|Unprotected sex and PEP plan
May 23, 2010
Hello Dr., Me and my friend are both 38 yr old white HIV- gay men and last weekend we were out of town on a night of heavy drinking and we wound up doing a threesome with a 19-yr old college boy who was up for messing around at our hotel. It started off as oral on him but he asked if he could fuck me. I've only bottomed maybe 4 times in my life and prefer to top all the time. However, I thought he was hot and said yes if I could do him and he agreed. My friend fucked him with a condom on and then passed out. I then fucked him first and then we flipped and did it back and forth for almost 2 hours without a condom. I came in him but didn't allow him to come inside me after he said something like "do you want me to give you a gift." That freaked me out a bit since I've heard that was slang for "gift-givers." It was pretty aggressive sex and I was sore only in my leg muscles for a couple days after. I was fighting a cold over that time as well and got sicker the following 2 days after and went to my doctor as soon as I got back in town. Wonder if this would further increase my risks if immune function was already down. I clocked 57 hours from time of sex with this guy until my doctor gave me the first dose of PEP treatment. He almost talked me out of it since he thinks 48 hours is now the norm for PEP. The first "baseline" test came back negative yesterday but am awaiting the "important one" back on Monday. He told me that if that is negative (which he thinks it will be), I have a 95% success rate for my follow up tests at 3 and 6 months to be negative. He also wants me to continue PEP the full 28 days. That's the hard part. Day 3 I felt nausea, diarrhea, and a speedy feeling. I'm worried I won't be able to stay on the regimen due to side effects and will be less inclined to do so if this next test comes up negative.
Now that I gave you the background, here's my questions: 1. Even though this was considered a foolish high risk behavior, is my doctor right in thinking I'm going to pull through this with a negative result or is he just trying to keep me from going crazy while waiting for these tests?
2. I am not a sexually active gay man. I'm scared of sex and haven't had it in almost 2 years because I found myself in a similar situation before (not with PEP) and it turned out okay in that instance. Do you think talking to a therapist or hotline would really help me get rid of the fantasy of enjoying cumming inside a partner? Is that a fetish and can it really be dismantled over time? I hate condoms since they make me limp everytime. Everytime.
3. 6 months and nasty PEP treatment is like the worst thing I can dream of right now. My career has just taken off and I'm fighting a sinus infection on top of it. During this PEP 28-days, I've got some busy and important work that need my full attention on. How am I ever going to accomplish these things in this state of mind?
Final note: Worst part is that I have my mind made up about me getting HIV. I've played this over in my head and don't believe I could live with this "manageable disease." I think I would choose not to because I have a few friends that spend hundreds of dollars a month (which I don't have), constantly worry or are on anti-depressants to deal with it. At least that would be my first reaction. It would be a shame to end my life over this so I really hope I wouldn't be able to go through with it but don't trust my emotions enough to know for sure.

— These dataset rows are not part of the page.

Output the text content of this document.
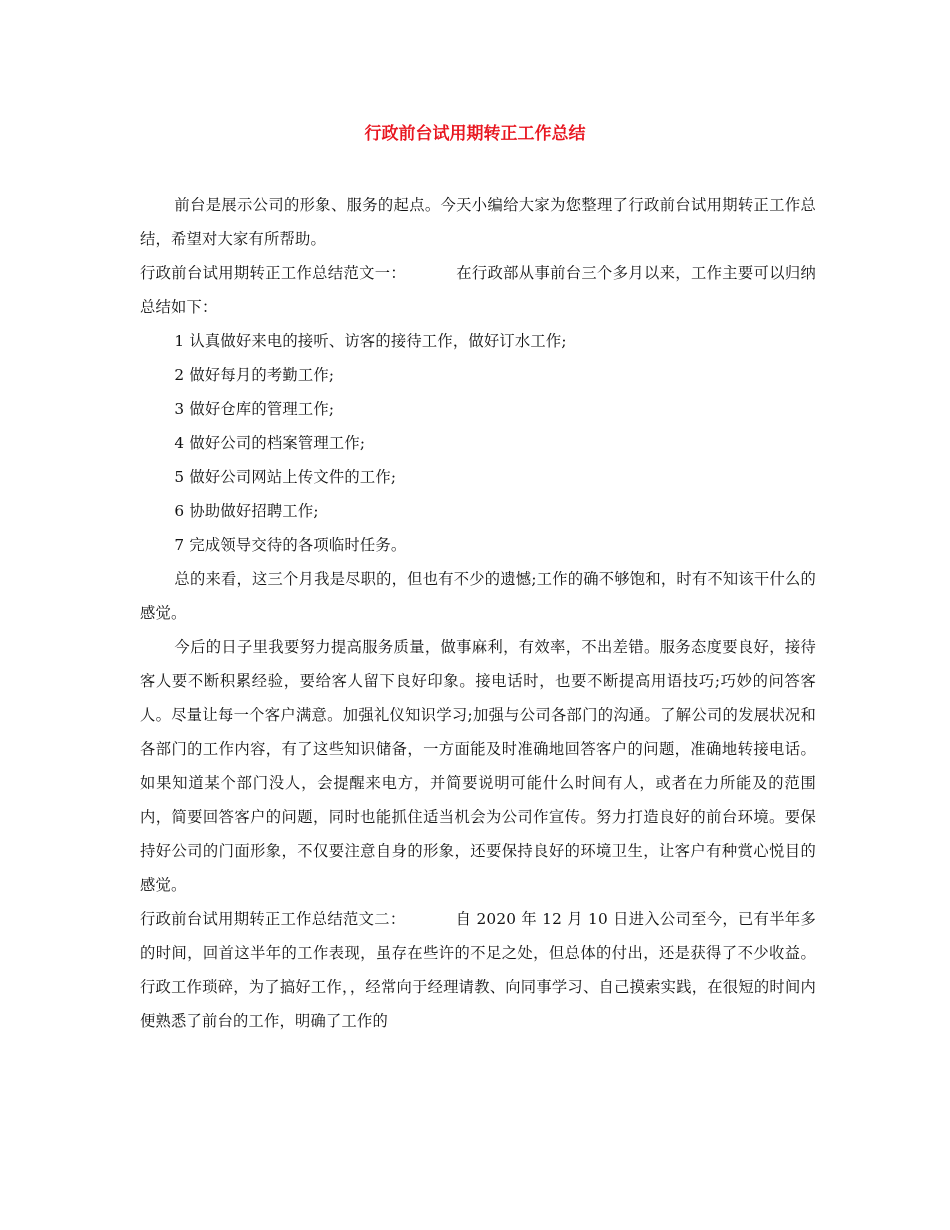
行政前台试用期转正工作总结

前台是展示公司的形象、服务的起点。今天小编给大家为您整理了行政前台试用期转正工作总结，希望对大家有所帮助。

行政前台试用期转正工作总结范文一：	在行政部从事前台三个多月以来，工作主要可以归纳总结如下：

1 认真做好来电的接听、访客的接待工作，做好订水工作;

2 做好每月的考勤工作;

3 做好仓库的管理工作;

4 做好公司的档案管理工作;

5 做好公司网站上传文件的工作;

6 协助做好招聘工作;

7 完成领导交待的各项临时任务。

总的来看，这三个月我是尽职的，但也有不少的遗憾;工作的确不够饱和，时有不知该干什么的感觉。

今后的日子里我要努力提高服务质量，做事麻利，有效率，不出差错。服务态度要良好，接待客人要不断积累经验，要给客人留下良好印象。接电话时，也要不断提高用语技巧;巧妙的问答客人。尽量让每一个客户满意。加强礼仪知识学习;加强与公司各部门的沟通。了解公司的发展状况和各部门的工作内容，有了这些知识储备，一方面能及时准确地回答客户的问题，准确地转接电话。如果知道某个部门没人，会提醒来电方，并简要说明可能什么时间有人，或者在力所能及的范围内，简要回答客户的问题，同时也能抓住适当机会为公司作宣传。努力打造良好的前台环境。要保持好公司的门面形象，不仅要注意自身的形象，还要保持良好的环境卫生，让客户有种赏心悦目的感觉。

行政前台试用期转正工作总结范文二：	自 2020 年 12 月 10 日进入公司至今，已有半年多的时间，回首这半年的工作表现，虽存在些许的不足之处，但总体的付出，还是获得了不少收益。行政工作琐碎，为了搞好工作，，经常向于经理请教、向同事学习、自己摸索实践，在很短的时间内便熟悉了前台的工作，明确了工作的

Signed, Scared and concerned about my future
| Response from Dr. Frascino
Hello Scared and Concerned About My Future,
1. Unfortunately none of us can predict the future accurately. Your decision to bareback with Mr. Barely-Legal does place you at risk for STDs, including HIV.
2. Yes, I would strongly encourage behavioral psychotherapy. The fantasy of unprotected sex is fine. Actually acting out on the fantasy is dangerous. It's equivalent to sexual Russian Roulette. Eventually you will lose and the consequences will be catastrophic. You may hate condoms, but I guarantee you'll hate having HIV/AIDS even more. There are methods to get used to condoms. You might even consider a cock ring to help keep the wood in your latex-sheathed woody.
3. Six months of nasty PEP treatment may be the worst thing you can dream of right now; however, I can assure you having HIV/AIDS and taking the equivalent of "nasty PEP" every day forever is a "nightmare" compared to your "dream." I would advise you continue the full course of PEP as prescribed. If it interferes with your normal life, full attention and state of mind, I think that will be a good thing in the long run, as it will act as a deterrent for ever foolishly putting yourself at such risk again.
4. Regarding your final note concerning your suicidal ideation, you should discuss this will a therapist as well. Time to wise up dude!